Entre los principales difusores de estos bulos destacan figuras habituales de la desinformación digital como Javier Negre, Vito Quiles y el eurodiputado Alvise Pérez. Estos perfiles difundieron mensajes sobre supuestos regalos millonarios a países como Marruecos, Uzbekistán o Egipto para infraestructuras ferroviarias, ocultando que se trataba de préstamos reembolsables y vinculados a contratación con empresas españolas. El objetivo no era informar, sino fijar un marco narrativo de corrupción y abandono deliberado de las infraestructuras nacionales en un momento de fuerte conmoción social.
El análisis de cientos de mensajes en Telegram realizado por el experto en ciberseguridad Marcelino Madrigal apunta a una posible coordinación entre cuentas, con publicaciones simultáneas y un foco claro en señalar al ministro de Transportes, Óscar Puente, como responsable directo. Esta narrativa coincide con el discurso político de Vox, cuyo líder, Santiago Abascal, ha empleado un tono incendiario para vincular el accidente con un supuesto “Gobierno mafioso”.
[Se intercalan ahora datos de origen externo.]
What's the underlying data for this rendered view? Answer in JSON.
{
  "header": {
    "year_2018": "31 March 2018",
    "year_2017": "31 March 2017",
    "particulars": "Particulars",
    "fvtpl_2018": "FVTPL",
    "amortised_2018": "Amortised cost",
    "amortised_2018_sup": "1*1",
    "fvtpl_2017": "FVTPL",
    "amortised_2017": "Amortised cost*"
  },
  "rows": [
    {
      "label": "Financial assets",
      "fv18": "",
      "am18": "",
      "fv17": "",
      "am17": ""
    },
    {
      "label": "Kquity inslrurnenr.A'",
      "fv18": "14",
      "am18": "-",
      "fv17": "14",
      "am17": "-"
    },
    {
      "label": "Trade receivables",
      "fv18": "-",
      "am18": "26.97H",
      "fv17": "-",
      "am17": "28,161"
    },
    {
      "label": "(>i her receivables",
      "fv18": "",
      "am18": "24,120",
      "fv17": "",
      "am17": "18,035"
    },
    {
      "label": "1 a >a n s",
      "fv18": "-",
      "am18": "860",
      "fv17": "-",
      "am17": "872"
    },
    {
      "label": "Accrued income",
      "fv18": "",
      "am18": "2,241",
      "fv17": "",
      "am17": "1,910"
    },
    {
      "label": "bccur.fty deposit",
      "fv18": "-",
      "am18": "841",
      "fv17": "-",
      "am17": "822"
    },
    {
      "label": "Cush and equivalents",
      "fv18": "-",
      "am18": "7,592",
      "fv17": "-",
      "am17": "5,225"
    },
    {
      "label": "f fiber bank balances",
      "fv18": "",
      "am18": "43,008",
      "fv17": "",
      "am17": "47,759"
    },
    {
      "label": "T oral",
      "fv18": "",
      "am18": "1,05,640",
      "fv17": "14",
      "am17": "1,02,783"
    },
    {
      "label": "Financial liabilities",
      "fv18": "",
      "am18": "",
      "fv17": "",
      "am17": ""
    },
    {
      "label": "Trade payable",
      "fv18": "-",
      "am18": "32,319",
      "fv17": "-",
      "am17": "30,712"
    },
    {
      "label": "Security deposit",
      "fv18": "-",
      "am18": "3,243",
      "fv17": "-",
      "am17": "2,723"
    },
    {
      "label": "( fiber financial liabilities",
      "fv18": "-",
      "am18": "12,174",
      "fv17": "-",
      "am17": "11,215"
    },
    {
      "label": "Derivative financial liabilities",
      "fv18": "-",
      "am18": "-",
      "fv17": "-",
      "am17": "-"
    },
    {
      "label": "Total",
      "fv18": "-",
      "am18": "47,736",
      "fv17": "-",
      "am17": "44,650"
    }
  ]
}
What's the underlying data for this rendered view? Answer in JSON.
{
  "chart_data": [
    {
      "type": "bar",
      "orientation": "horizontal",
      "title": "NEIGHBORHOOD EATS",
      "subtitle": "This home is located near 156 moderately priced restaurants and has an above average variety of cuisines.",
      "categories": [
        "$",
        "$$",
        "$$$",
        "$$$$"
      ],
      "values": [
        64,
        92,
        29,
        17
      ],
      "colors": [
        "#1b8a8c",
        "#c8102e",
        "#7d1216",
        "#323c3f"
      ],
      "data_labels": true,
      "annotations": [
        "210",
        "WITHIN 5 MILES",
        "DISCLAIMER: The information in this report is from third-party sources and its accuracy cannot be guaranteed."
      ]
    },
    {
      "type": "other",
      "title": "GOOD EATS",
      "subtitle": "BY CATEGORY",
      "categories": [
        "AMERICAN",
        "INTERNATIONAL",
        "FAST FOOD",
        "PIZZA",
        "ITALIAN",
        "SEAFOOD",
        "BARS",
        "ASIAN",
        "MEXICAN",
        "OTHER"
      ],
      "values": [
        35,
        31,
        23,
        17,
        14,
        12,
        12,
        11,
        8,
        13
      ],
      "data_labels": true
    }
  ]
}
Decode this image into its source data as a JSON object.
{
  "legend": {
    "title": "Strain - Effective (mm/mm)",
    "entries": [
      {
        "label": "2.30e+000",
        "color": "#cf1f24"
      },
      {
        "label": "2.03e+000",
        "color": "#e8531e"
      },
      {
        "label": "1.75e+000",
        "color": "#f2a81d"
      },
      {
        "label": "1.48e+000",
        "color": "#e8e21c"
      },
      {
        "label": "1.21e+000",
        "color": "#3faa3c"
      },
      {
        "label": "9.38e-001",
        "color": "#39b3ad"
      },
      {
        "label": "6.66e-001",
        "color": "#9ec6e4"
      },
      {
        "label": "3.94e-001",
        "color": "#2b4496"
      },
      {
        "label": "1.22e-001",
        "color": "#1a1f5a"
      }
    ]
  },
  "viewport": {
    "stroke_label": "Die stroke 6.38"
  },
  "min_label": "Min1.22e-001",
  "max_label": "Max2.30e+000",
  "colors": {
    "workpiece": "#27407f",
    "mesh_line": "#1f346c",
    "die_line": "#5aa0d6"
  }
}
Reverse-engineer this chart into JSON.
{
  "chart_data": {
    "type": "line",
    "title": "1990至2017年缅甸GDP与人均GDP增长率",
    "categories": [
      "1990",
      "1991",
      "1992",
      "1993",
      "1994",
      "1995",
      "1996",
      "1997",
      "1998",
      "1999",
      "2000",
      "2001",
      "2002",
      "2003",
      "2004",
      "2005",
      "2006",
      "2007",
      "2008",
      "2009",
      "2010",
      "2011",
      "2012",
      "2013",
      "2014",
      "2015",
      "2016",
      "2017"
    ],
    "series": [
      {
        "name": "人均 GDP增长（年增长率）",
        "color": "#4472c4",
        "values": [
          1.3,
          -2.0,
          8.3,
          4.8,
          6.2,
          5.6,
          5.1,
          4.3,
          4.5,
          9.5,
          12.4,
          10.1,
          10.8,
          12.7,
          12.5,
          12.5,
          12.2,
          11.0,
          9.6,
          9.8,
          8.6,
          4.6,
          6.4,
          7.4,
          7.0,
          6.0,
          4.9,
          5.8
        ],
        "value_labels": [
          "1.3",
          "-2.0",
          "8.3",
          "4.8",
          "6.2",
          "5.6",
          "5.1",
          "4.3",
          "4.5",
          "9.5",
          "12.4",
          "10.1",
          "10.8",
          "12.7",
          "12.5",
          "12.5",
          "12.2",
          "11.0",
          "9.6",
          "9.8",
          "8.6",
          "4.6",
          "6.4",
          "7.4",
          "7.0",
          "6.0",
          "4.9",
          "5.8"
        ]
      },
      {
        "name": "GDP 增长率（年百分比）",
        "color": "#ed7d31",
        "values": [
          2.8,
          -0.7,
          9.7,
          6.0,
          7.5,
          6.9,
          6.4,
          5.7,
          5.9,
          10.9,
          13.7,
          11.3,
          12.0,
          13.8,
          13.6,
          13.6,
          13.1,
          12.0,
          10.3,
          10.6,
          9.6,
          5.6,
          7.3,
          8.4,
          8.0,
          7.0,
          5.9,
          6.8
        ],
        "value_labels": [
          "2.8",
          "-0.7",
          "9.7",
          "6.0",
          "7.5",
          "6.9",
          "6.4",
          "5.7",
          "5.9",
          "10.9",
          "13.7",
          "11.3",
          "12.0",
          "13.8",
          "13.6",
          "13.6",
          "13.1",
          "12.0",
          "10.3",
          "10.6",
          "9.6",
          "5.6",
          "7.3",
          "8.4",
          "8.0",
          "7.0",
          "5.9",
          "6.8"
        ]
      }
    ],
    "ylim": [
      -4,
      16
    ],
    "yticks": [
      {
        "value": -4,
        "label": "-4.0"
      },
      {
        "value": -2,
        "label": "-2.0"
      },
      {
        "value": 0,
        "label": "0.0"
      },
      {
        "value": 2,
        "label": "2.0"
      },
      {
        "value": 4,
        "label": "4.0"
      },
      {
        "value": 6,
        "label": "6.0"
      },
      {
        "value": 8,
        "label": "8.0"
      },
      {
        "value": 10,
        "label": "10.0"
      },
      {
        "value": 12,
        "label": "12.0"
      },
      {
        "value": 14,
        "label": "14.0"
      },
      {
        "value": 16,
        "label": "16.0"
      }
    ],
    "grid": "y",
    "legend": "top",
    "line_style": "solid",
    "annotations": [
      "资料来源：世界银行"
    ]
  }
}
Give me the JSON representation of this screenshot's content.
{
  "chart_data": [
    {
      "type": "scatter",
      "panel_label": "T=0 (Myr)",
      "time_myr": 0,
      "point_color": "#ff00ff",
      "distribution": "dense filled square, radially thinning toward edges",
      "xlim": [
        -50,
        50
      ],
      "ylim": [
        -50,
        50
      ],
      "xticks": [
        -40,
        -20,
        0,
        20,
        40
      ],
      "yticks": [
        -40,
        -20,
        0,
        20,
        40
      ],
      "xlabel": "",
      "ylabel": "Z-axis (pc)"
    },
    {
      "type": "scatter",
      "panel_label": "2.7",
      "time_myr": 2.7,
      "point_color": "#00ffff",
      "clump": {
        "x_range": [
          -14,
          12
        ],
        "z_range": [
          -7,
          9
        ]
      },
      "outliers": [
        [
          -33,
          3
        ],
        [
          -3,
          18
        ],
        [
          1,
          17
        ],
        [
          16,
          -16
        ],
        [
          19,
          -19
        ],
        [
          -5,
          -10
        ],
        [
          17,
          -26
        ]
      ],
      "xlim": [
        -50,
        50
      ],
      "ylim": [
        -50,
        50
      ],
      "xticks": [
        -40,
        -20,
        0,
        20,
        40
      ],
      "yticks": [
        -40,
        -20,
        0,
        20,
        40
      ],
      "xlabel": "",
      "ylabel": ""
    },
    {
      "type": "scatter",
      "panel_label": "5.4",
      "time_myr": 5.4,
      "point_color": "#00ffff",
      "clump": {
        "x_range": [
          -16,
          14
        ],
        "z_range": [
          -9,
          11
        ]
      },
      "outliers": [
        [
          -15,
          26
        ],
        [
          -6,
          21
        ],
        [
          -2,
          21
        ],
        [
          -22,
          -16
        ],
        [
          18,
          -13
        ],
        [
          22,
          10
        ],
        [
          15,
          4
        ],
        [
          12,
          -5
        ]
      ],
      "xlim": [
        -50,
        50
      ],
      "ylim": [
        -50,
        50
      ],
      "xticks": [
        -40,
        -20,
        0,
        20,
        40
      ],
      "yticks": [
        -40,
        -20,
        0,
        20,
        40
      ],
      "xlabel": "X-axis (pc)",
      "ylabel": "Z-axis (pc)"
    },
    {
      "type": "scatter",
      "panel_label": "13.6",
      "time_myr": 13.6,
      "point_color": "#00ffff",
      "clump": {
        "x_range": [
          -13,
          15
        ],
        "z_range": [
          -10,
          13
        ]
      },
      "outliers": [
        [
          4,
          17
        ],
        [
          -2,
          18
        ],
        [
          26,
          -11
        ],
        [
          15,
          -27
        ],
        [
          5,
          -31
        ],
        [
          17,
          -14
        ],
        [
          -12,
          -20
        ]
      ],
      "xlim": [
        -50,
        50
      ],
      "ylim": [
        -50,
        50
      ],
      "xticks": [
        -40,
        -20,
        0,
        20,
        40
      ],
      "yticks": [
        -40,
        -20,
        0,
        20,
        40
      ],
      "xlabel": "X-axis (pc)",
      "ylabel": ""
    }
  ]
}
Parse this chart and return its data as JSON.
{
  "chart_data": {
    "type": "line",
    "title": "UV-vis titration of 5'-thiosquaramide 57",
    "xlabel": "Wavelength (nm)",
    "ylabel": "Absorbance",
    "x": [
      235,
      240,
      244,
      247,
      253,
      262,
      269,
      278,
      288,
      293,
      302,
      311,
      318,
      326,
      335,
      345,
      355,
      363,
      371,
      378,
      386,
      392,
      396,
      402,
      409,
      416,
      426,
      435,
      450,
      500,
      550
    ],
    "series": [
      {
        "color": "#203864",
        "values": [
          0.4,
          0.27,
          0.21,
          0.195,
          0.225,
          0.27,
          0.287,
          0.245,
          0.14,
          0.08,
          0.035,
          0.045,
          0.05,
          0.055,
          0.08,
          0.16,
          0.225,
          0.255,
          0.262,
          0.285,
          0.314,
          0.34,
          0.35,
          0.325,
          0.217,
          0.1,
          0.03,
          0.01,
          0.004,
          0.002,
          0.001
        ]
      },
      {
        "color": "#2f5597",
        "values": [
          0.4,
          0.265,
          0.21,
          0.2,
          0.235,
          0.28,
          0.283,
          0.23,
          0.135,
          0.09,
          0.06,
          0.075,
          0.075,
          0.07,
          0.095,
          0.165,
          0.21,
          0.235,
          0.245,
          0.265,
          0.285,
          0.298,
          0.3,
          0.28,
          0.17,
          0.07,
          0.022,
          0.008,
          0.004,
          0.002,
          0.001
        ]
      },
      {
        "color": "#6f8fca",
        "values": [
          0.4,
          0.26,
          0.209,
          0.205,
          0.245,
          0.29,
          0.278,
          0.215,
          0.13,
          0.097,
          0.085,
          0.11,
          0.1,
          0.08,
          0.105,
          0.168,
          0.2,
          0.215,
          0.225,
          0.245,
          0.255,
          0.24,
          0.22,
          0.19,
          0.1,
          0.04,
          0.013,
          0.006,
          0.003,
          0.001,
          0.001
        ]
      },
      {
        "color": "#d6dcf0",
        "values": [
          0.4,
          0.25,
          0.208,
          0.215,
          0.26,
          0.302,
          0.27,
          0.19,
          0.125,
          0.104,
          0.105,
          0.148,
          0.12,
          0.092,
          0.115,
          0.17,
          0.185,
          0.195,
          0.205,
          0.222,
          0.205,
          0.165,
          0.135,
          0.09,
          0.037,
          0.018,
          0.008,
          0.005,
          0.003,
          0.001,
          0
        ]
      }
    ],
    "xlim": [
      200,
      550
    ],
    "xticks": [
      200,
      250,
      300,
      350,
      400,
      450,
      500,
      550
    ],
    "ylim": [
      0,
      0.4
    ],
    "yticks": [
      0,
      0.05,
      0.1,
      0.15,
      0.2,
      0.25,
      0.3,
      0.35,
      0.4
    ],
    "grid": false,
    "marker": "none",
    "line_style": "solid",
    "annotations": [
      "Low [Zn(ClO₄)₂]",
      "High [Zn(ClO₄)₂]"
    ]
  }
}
La desinformación no se ha limitado a ataques políticos. También se han difundido imágenes descontextualizadas de periodistas y cargos públicos, así como fotografías falsas generadas por inteligencia artificial, algunas incluso publicadas por medios que posteriormente las retiraron y pidieron disculpas. El patrón, según el artículo, es conocido: tragedias recientes como la dana de Valencia o los disturbios racistas de Torre Pacheco ya fueron utilizadas para amplificar odio, bulos y desconfianza institucional.
El caso de Adamuz vuelve a evidenciar cómo las catástrofes se convierten en terreno fértil para campañas de manipulación digital, donde lo emocional se impone a lo racional y la verdad queda relegada frente a la viralidad.